Enclosure, Kilbride, Co. Wicklow
Co. Wicklow |
Enclosures
Beneath a gently sloping field in Kilbride, Co. Wicklow, lies the outline of an enclosure that has not been visible to anyone standing on the ground for a very long time, possibly ever in living memory.
The only reason anyone knows it exists at all is because a camera mounted in an aircraft happened to pass over it under the right conditions, and the grass gave it away.
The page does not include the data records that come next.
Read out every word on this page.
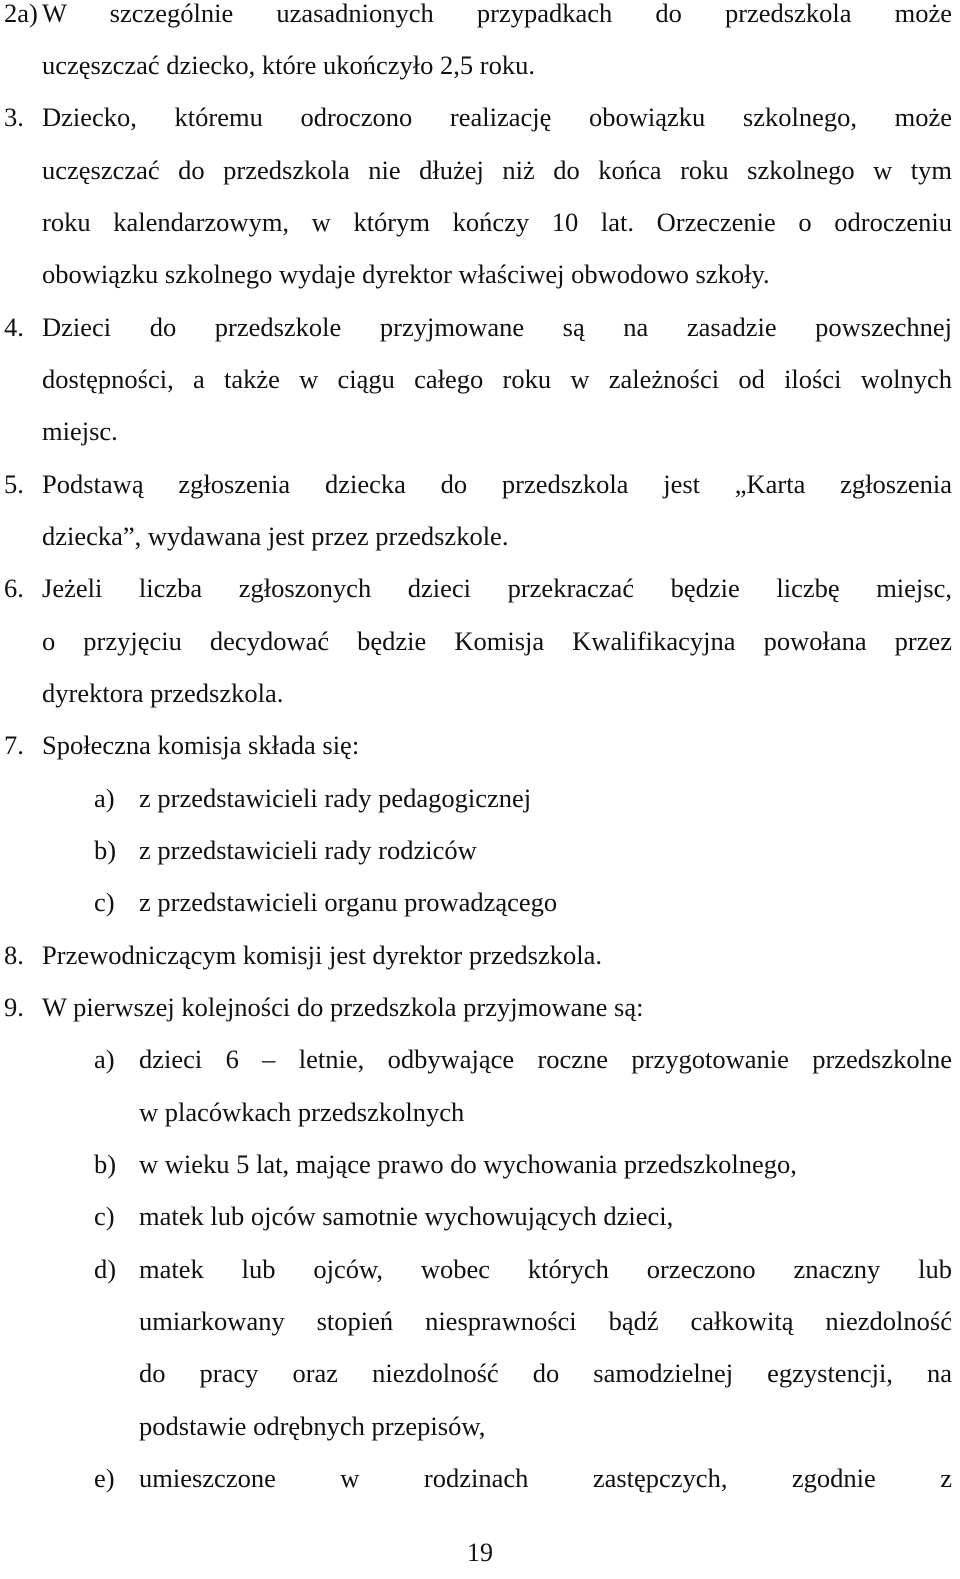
2a) W szczególnie uzasadnionych przypadkach do przedszkola może
uczęszczać dziecko, które ukończyło 2,5 roku.
3. Dziecko, któremu odroczono realizację obowiązku szkolnego, może
uczęszczać do przedszkola nie dłużej niż do końca roku szkolnego w tym
roku kalendarzowym, w którym kończy 10 lat. Orzeczenie o odroczeniu
obowiązku szkolnego wydaje dyrektor właściwej obwodowo szkoły.
4. Dzieci do przedszkole przyjmowane są na zasadzie powszechnej
dostępności, a także w ciągu całego roku w zależności od ilości wolnych
miejsc.
5. Podstawą zgłoszenia dziecka do przedszkola jest „Karta zgłoszenia
dziecka”, wydawana jest przez przedszkole.
6. Jeżeli liczba zgłoszonych dzieci przekraczać będzie liczbę miejsc,
o przyjęciu decydować będzie Komisja Kwalifikacyjna powołana przez
dyrektora przedszkola.
7. Społeczna komisja składa się:
a) z przedstawicieli rady pedagogicznej
b) z przedstawicieli rady rodziców
c) z przedstawicieli organu prowadzącego
8. Przewodniczącym komisji jest dyrektor przedszkola.
9. W pierwszej kolejności do przedszkola przyjmowane są:
a) dzieci 6 – letnie, odbywające roczne przygotowanie przedszkolne
w placówkach przedszkolnych
b) w wieku 5 lat, mające prawo do wychowania przedszkolnego,
c) matek lub ojców samotnie wychowujących dzieci,
d) matek lub ojców, wobec których orzeczono znaczny lub
umiarkowany stopień niesprawności bądź całkowitą niezdolność
do pracy oraz niezdolność do samodzielnej egzystencji, na
podstawie odrębnych przepisów,
e) umieszczone w rodzinach zastępczych, zgodnie z
19
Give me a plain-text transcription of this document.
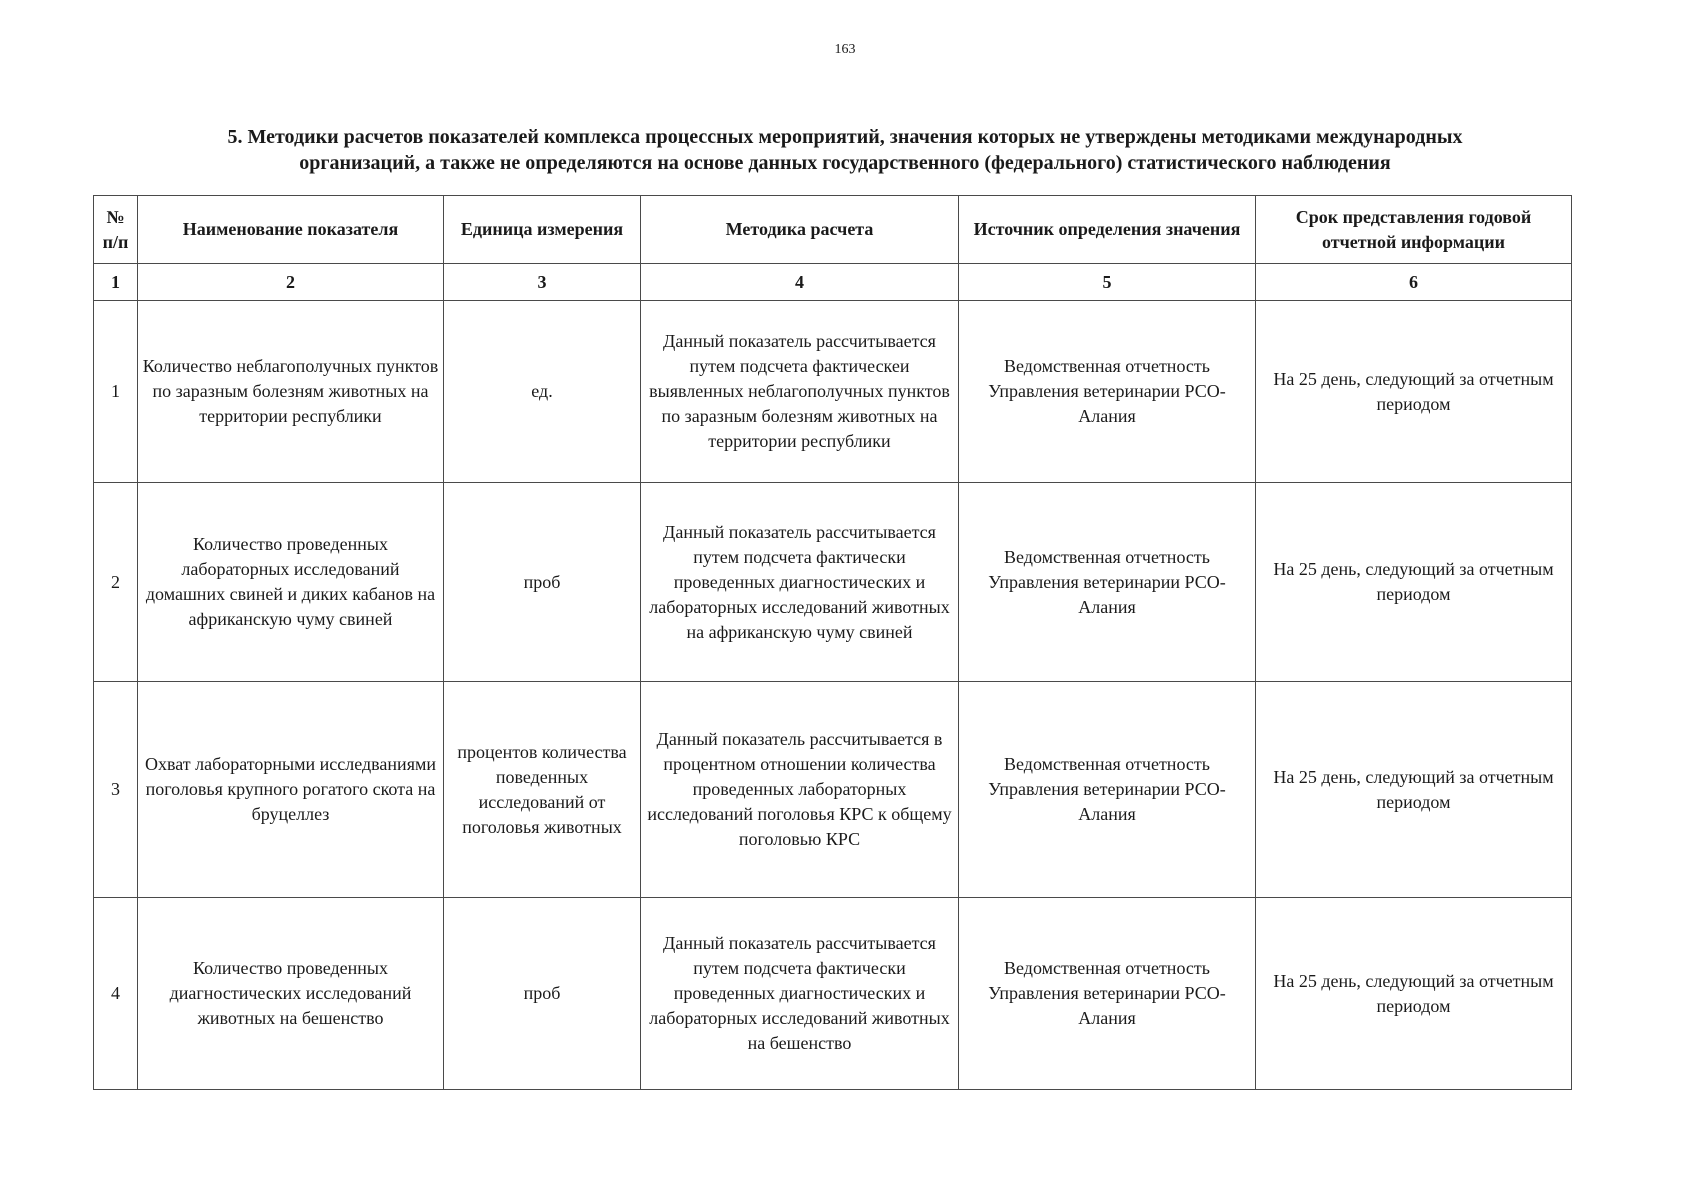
163
5. Методики расчетов показателей комплекса процессных мероприятий, значения которых не утверждены методиками международных
организаций, а также не определяются на основе данных государственного (федерального) статистического наблюдения
№ п/п	Наименование показателя	Единица измерения	Методика расчета	Источник определения значения	Срок представления годовой отчетной информации
1	2	3	4	5	6
1	Количество неблагополучных пунктов по заразным болезням животных на территории республики	ед.	Данный показатель рассчитывается путем подсчета фактическеи выявленных неблагополучных пунктов по заразным болезням животных на территории республики	Ведомственная отчетность Управления ветеринарии РСО-Алания	На 25 день, следующий за отчетным периодом
2	Количество проведенных лабораторных исследований домашних свиней и диких кабанов на африканскую чуму свиней	проб	Данный показатель рассчитывается путем подсчета фактически проведенных диагностических и лабораторных исследований животных на африканскую чуму свиней	Ведомственная отчетность Управления ветеринарии РСО-Алания	На 25 день, следующий за отчетным периодом
3	Охват лабораторными исследваниями поголовья крупного рогатого скота на бруцеллез	процентов количества поведенных исследований от поголовья животных	Данный показатель рассчитывается в процентном отношении количества проведенных лабораторных исследований поголовья КРС к общему поголовью КРС	Ведомственная отчетность Управления ветеринарии РСО-Алания	На 25 день, следующий за отчетным периодом
4	Количество проведенных диагностических исследований животных на бешенство	проб	Данный показатель рассчитывается путем подсчета фактически проведенных диагностических и лабораторных исследований животных на бешенство	Ведомственная отчетность Управления ветеринарии РСО-Алания	На 25 день, следующий за отчетным периодом
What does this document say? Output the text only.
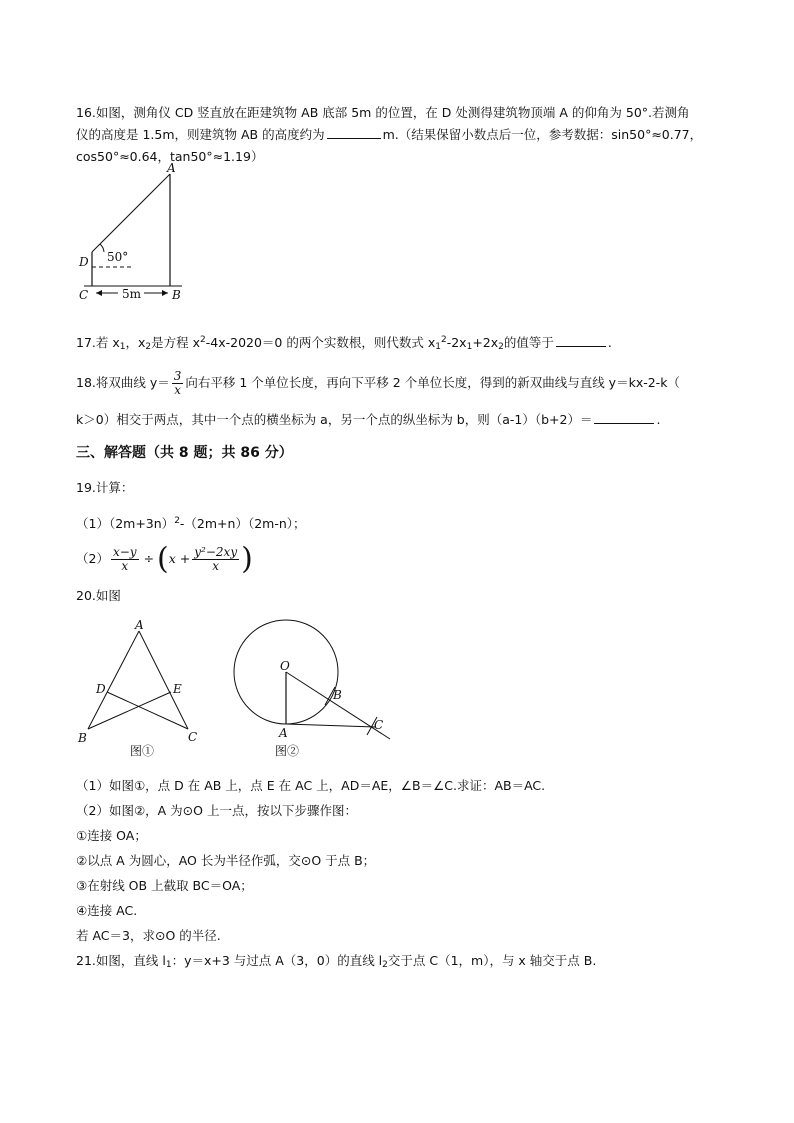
16.如图，测角仪 CD 竖直放在距建筑物 AB 底部 5m 的位置，在 D 处测得建筑物顶端 A 的仰角为 50°.若测角
仪的高度是 1.5m，则建筑物 AB 的高度约为	m.（结果保留小数点后一位，参考数据：sin50°≈0.77，
cos50°≈0.64，tan50°≈1.19）
A
D
C	B
50°
5m
17.若 $x_1$，$x_2$是方程 $x^2-4x-2020=0$ 的两个实数根，则代数式 $x_1^2-2x_1+2x_2$的值等于	.
18.将双曲线 $y= \frac{3}{x}$ 向右平移 1 个单位长度，再向下平移 2 个单位长度，得到的新双曲线与直线 y＝kx-2-k（
k＞0）相交于两点，其中一个点的横坐标为 a，另一个点的纵坐标为 b，则（a-1）（b+2）＝	.
三、解答题（共 8 题；共 86 分）
19.计算：
$(1)(2m+3n)^2-(2m+n)(2m-n)$；
$(2) \frac{x-y}{x} \div (x + \frac{\text{y²−2xy}}{x}$ )
20.如图
A
D	E
B	C
图①
O
B
A
C
图②
（1）如图①，点 D 在 AB 上，点 E 在 AC 上，AD＝AE，∠B＝∠C.求证：AB＝AC.
（2）如图②，A 为⊙O 上一点，按以下步骤作图：
①连接 OA；
②以点 A 为圆心，AO 长为半径作弧，交⊙O 于点 B；
③在射线 OB 上截取 BC＝OA；
④连接 AC.
若 AC＝3，求⊙O 的半径.
21.如图，直线 $l_1$：y＝x+3 与过点 A（3，0）的直线 $l_2$交于点 C（1，m），与 x 轴交于点 B.
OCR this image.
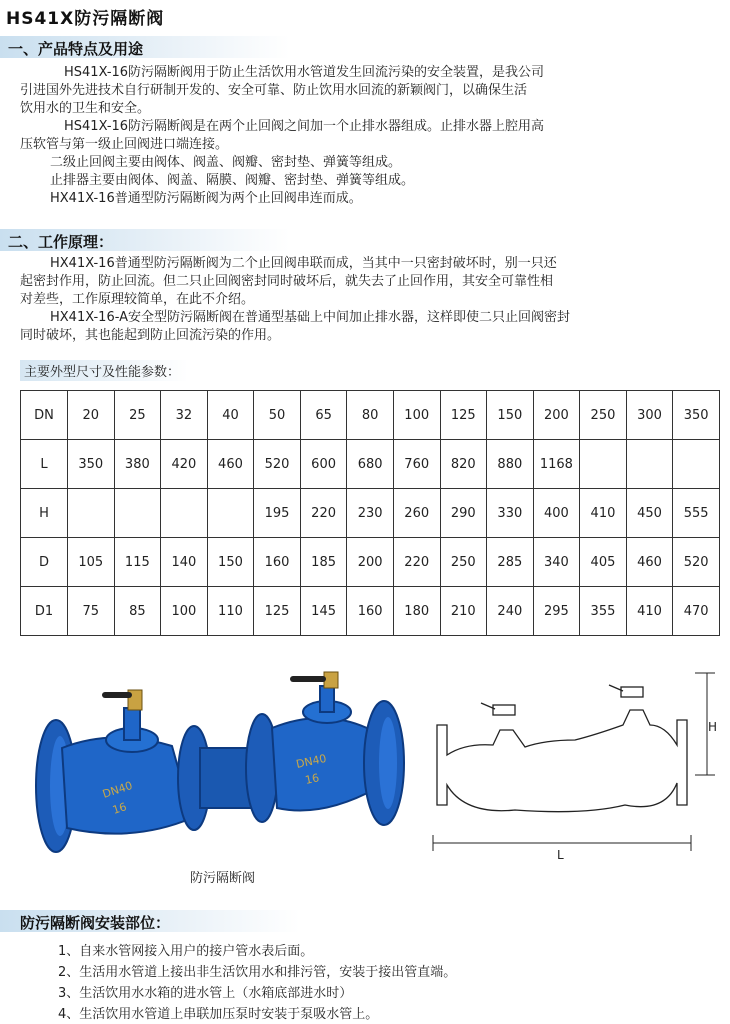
HS41X防污隔断阀
一、产品特点及用途

HS41X-16防污隔断阀用于防止生活饮用水管道发生回流污染的安全装置，是我公司

引进国外先进技术自行研制开发的、安全可靠、防止饮用水回流的新颖阀门，以确保生活

饮用水的卫生和安全。

HS41X-16防污隔断阀是在两个止回阀之间加一个止排水器组成。止排水器上腔用高

压软管与第一级止回阀进口端连接。

二级止回阀主要由阀体、阀盖、阀瓣、密封垫、弹簧等组成。

止排器主要由阀体、阀盖、隔膜、阀瓣、密封垫、弹簧等组成。

HX41X-16普通型防污隔断阀为两个止回阀串连而成。

二、工作原理：

HX41X-16普通型防污隔断阀为二个止回阀串联而成，当其中一只密封破坏时，别一只还

起密封作用，防止回流。但二只止回阀密封同时破坏后，就失去了止回作用，其安全可靠性相

对差些，工作原理较简单，在此不介绍。

HX41X-16-A安全型防污隔断阀在普通型基础上中间加止排水器，这样即使二只止回阀密封

同时破坏，其也能起到防止回流污染的作用。

主要外型尺寸及性能参数：
DN	20	25	32	40	50	65	80	100	125	150	200	250	300	350
L	350	380	420	460	520	600	680	760	820	880	1168			
H					195	220	230	260	290	330	400	410	450	555
D	105	115	140	150	160	185	200	220	250	285	340	405	460	520
D1	75	85	100	110	125	145	160	180	210	240	295	355	410	470
DN40
16
DN40
16
防污隔断阀
H
L
防污隔断阀安装部位：
1、自来水管网接入用户的接户管水表后面。
2、生活用水管道上接出非生活饮用水和排污管，安装于接出管直端。
3、生活饮用水水箱的进水管上（水箱底部进水时）
4、生活饮用水管道上串联加压泵时安装于泵吸水管上。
The enclosure came to official attention through aerial photography carried out by the Geological Survey of Ireland in 1973. In the photographs, the outline of an oval enclosure, roughly 57 metres in diameter, appeared as a cropmark, the phenomenon where buried features cause the vegetation above them to grow differently, often revealing themselves as faint rings or lines visible only from altitude and only in certain seasons or dry spells. The site sits on a gentle west to south-west facing slope in what is now improved pasture, the kind of land that has been worked and reworked over generations. Enclosures of this type are among the most common archaeological features found across Ireland, and while their dates and functions vary considerably, many are associated with early medieval settlement, ranging from simple farmsteads to more substantial enclosed settlements. This one was formally recorded in both the Sites and Monuments Record in 1996 and the Record of Monuments and Places in 1995, giving it a degree of legal protection even though nothing of it breaks the surface.